Donald L. Smith, Appellant, v. United States of America, Appellee, 336 F.2d 941 (D.C. Cir. 1964)Annotate this Case
Decided June 25, 1964
Mr. Andrew W. McThenia, Jr., Washington, D. C., (appointed by this court) for appellant.
Mr. Gerald E. Gilbert, Asst. U. S. Atty., with whom Messrs. David C. Acheson, U. S. Atty., and Frank Q. Nebeker, Asst. U. S. Atty., were on the brief, for appellee.
Before PRETTYMAN, Senior Circuit Judge, and WRIGHT and McGOWAN, Circuit Judges.
Two grounds of reversal are advanced in this appeal from a robbery conviction upon the verdict of a jury. One is that the trial court erred in failing to enlarge his instruction on the credibility of witnesses to include a reference to the opportunity to observe the matters testified to. It is true that the seemingly standard instruction on credibility given in this case did not, as it might well have done, comprehend this factor to any significant degree. But appellant did not, as contemplated by Rule 30, Fed. R. Crim. P., submit a written request in this regard, nor did he raise the matter even verbally until the court had completed its charge. Even then the oral submission was imprecise and, indeed, probably incorrect in its reference to an opportunity "to record" as well as to observe. Moreover, defense counsel in his closing argument informed the jury, without contradiction then or thereafter from any quarter, that "credibility in this case means much more * * * [it] means the ability to observe correctly and adequately, under conditions of stress"; and he then argued at length that this opportunity had been missing. Under all these circumstances, we conclude that no reversible error is to be found in the court's failure to respond affirmatively to appellant's request. Fed. R. Crim. P. 52(a).
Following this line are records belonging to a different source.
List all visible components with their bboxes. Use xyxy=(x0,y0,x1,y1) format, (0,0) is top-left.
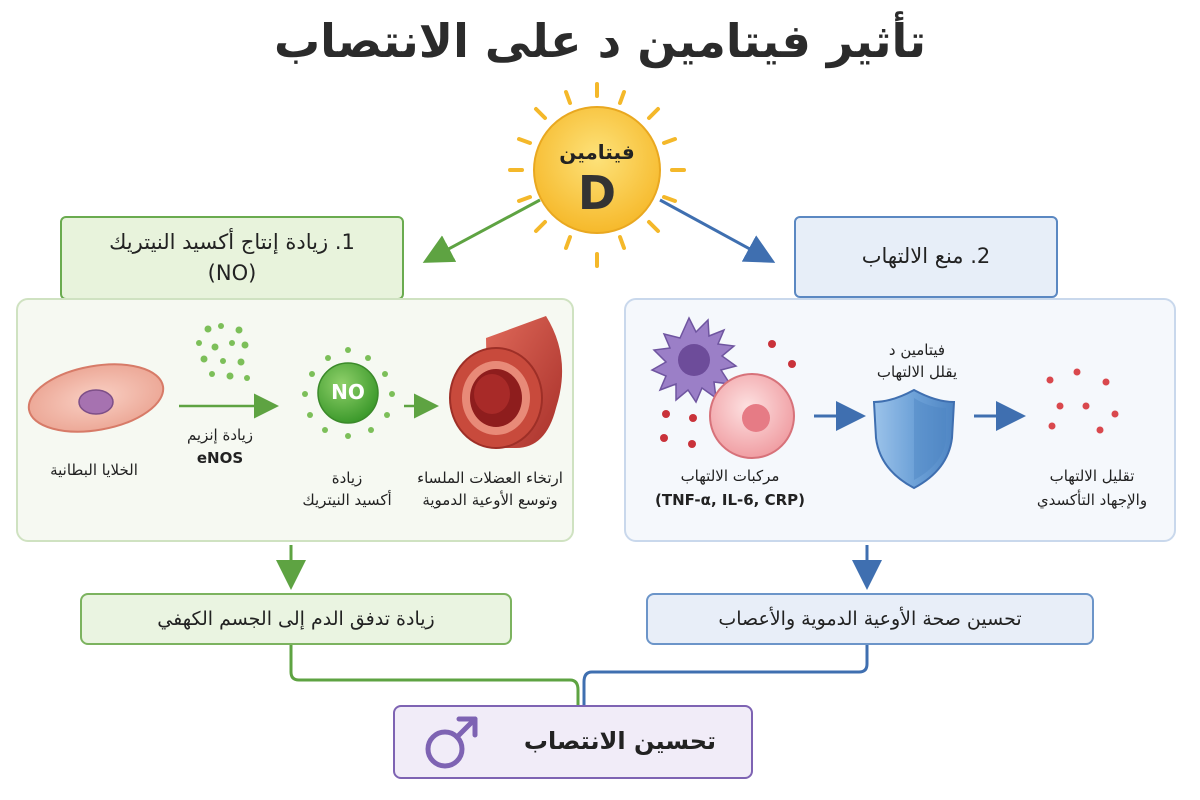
nitric-oxide-heading-line2: (NO) xyxy=(207,261,257,285)
reduced-markers-icon xyxy=(1046,368,1119,434)
connector-right xyxy=(582,642,869,706)
endothelial-label: الخلايا البطانية xyxy=(50,461,138,479)
connector-left xyxy=(289,642,580,706)
sun-circle xyxy=(533,106,661,234)
no-label-line1: زيادة xyxy=(331,469,363,487)
blood-flow-result: زيادة تدفق الدم إلى الجسم الكهفي xyxy=(80,593,512,645)
sun-label-group: فيتامين D xyxy=(559,140,634,220)
cell-nucleus-icon xyxy=(78,389,114,415)
immune-cell-nucleus-icon xyxy=(742,404,770,432)
nitric-oxide-illustration xyxy=(27,316,563,449)
vessel-label-line2: وتوسع الأوعية الدموية xyxy=(422,491,558,509)
anti-inflammation-illustration xyxy=(650,316,1119,490)
reduce-label-line1: تقليل الالتهاب xyxy=(1049,467,1135,485)
no-molecules-icon xyxy=(196,323,250,381)
shield-label-line2: يقلل الالتهاب xyxy=(876,363,958,381)
no-molecule-icon xyxy=(317,362,379,424)
anti-inflammation-heading-text: 2. منع الالتهاب xyxy=(861,244,991,269)
anti-inflammation-heading: 2. منع الالتهاب xyxy=(794,216,1058,298)
markers-label-line1: مركبات الالتهاب xyxy=(680,467,780,485)
inflammatory-cell-icon xyxy=(650,316,738,404)
nitric-oxide-heading-line1: 1. زيادة إنتاج أكسيد النيتريك xyxy=(109,229,355,254)
no-halo-dots-icon xyxy=(302,347,395,439)
no-label-line2: أكسيد النيتريك xyxy=(302,491,392,509)
sun-label: فيتامين xyxy=(559,140,634,164)
erection-improvement-text: تحسين الانتصاب xyxy=(523,727,717,755)
inflammation-markers-icon xyxy=(660,340,796,448)
nitric-oxide-heading: 1. زيادة إنتاج أكسيد النيتريك (NO) xyxy=(60,216,404,300)
arrow-sun-left xyxy=(422,198,541,263)
erection-improvement-box: تحسين الانتصاب xyxy=(393,705,753,779)
blood-vessel-icon xyxy=(449,316,563,449)
shield-label-line1: فيتامين د xyxy=(888,341,946,359)
reduce-label-line2: والإجهاد التأكسدي xyxy=(1036,491,1148,509)
markers-label-line2: (TNF-α, IL-6, CRP) xyxy=(654,491,805,509)
sun-letter: D xyxy=(578,166,616,220)
arrow-sun-right xyxy=(659,198,776,263)
vessel-label-line1: ارتخاء العضلات الملساء xyxy=(417,469,563,487)
enos-label-line1: زيادة إنزيم xyxy=(186,426,254,444)
no-badge-text: NO xyxy=(331,380,365,404)
sun-rays xyxy=(508,82,686,268)
page-title: تأثير فيتامين د على الانتصاب xyxy=(273,14,927,68)
shield-icon xyxy=(872,388,956,490)
vascular-health-result: تحسين صحة الأوعية الدموية والأعصاب xyxy=(646,593,1094,645)
male-symbol-icon xyxy=(425,716,478,769)
enos-label-line2: eNOS xyxy=(196,449,244,467)
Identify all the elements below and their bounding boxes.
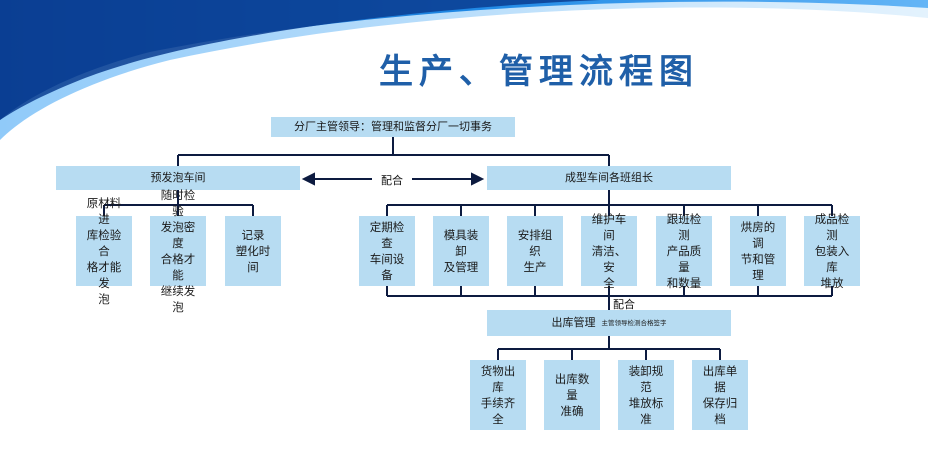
left-item-label: 记录 塑化时间	[235, 228, 271, 274]
molding-workshop-box: 成型车间各班组长	[487, 166, 731, 190]
right-item-label: 模具装卸 及管理	[443, 228, 479, 274]
warehouse-item-label: 装卸规范 堆放标准	[628, 364, 664, 426]
left-item-box: 随时检验 发泡密度 合格才能 继续发泡	[150, 188, 206, 314]
warehouse-item-label: 出库单据 保存归档	[702, 364, 738, 426]
left-item-box: 原材料进 库检验合 格才能发 泡	[76, 196, 132, 306]
right-item-box: 安排组织 生产	[507, 216, 563, 286]
right-item-label: 成品检测 包装入库 堆放	[814, 212, 850, 290]
page-title: 生产、管理流程图	[379, 52, 699, 92]
prefoam-workshop-box: 预发泡车间	[56, 166, 300, 190]
right-item-box: 维护车间 清洁、安 全	[581, 212, 637, 290]
warehouse-item-box: 出库单据 保存归档	[692, 360, 748, 430]
warehouse-item-box: 货物出库 手续齐全	[470, 360, 526, 430]
top-manager-box: 分厂主管领导：管理和监督分厂一切事务	[271, 117, 515, 137]
right-item-box: 模具装卸 及管理	[433, 216, 489, 286]
warehouse-item-box: 装卸规范 堆放标准	[618, 360, 674, 430]
warehouse-item-label: 出库数量 准确	[554, 372, 590, 418]
warehouse-note: 主管领导检测合格签字	[601, 319, 667, 327]
left-item-label: 随时检验 发泡密度 合格才能 继续发泡	[160, 188, 196, 314]
molding-workshop-label: 成型车间各班组长	[565, 171, 653, 184]
right-item-box: 跟班检测 产品质量 和数量	[656, 212, 712, 290]
warehouse-item-label: 货物出库 手续齐全	[480, 364, 516, 426]
right-item-box: 成品检测 包装入库 堆放	[804, 212, 860, 290]
left-item-box: 记录 塑化时间	[225, 216, 281, 286]
right-item-label: 烘房的调 节和管理	[740, 220, 776, 282]
warehouse-item-box: 出库数量 准确	[544, 360, 600, 430]
left-item-label: 原材料进 库检验合 格才能发 泡	[86, 196, 122, 306]
right-item-box: 烘房的调 节和管理	[730, 216, 786, 286]
prefoam-workshop-label: 预发泡车间	[150, 171, 206, 184]
right-item-box: 定期检查 车间设备	[359, 216, 415, 286]
top-manager-label: 分厂主管领导：管理和监督分厂一切事务	[294, 120, 492, 133]
warehouse-label: 出库管理	[551, 316, 596, 329]
right-item-label: 定期检查 车间设备	[369, 220, 405, 282]
right-item-label: 维护车间 清洁、安 全	[591, 212, 627, 290]
coop-label-2: 配合	[613, 298, 635, 311]
coop-label: 配合	[381, 174, 403, 187]
right-item-label: 安排组织 生产	[517, 228, 553, 274]
warehouse-box: 出库管理 主管领导检测合格签字	[487, 310, 731, 336]
right-item-label: 跟班检测 产品质量 和数量	[666, 212, 702, 290]
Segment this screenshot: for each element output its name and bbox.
The second error is said to reside in the disregard by the prosecutor of a ruling by the judge that the facts did not warrant the giving of a missing-witness instruction as requested by the Government. In support of an alibi claim, certain persons had been named as those with whom appellant had been at the time of the commission of the crime. The judge denied the instruction when defense counsel exhibited to him subpoenas, issued for at least two of these persons, returned "unfound." Despite this ruling, the prosecutor in his closing argument referred to the failure of the defense to offer these witnesses, including specifically the two who had been fruitlessly subpoenaed. The judge promptly and properly stopped the argument at this point, and, as a result of this interruption and the resulting conference at the bench, the prosecutor resumed his remarks with the statement: "Let's say they were unable to find these witnesses; they were unable to produce them." It appears to us that the prosecutor did seek to circumvent the earlier adverse ruling he had suffered and that, in so doing, he jeopardized any conviction he might thereafter obtain. But the timely and forceful intervention of the court mitigated the possibility of prejudice to a degree which we consider inadequate to warrant reversal.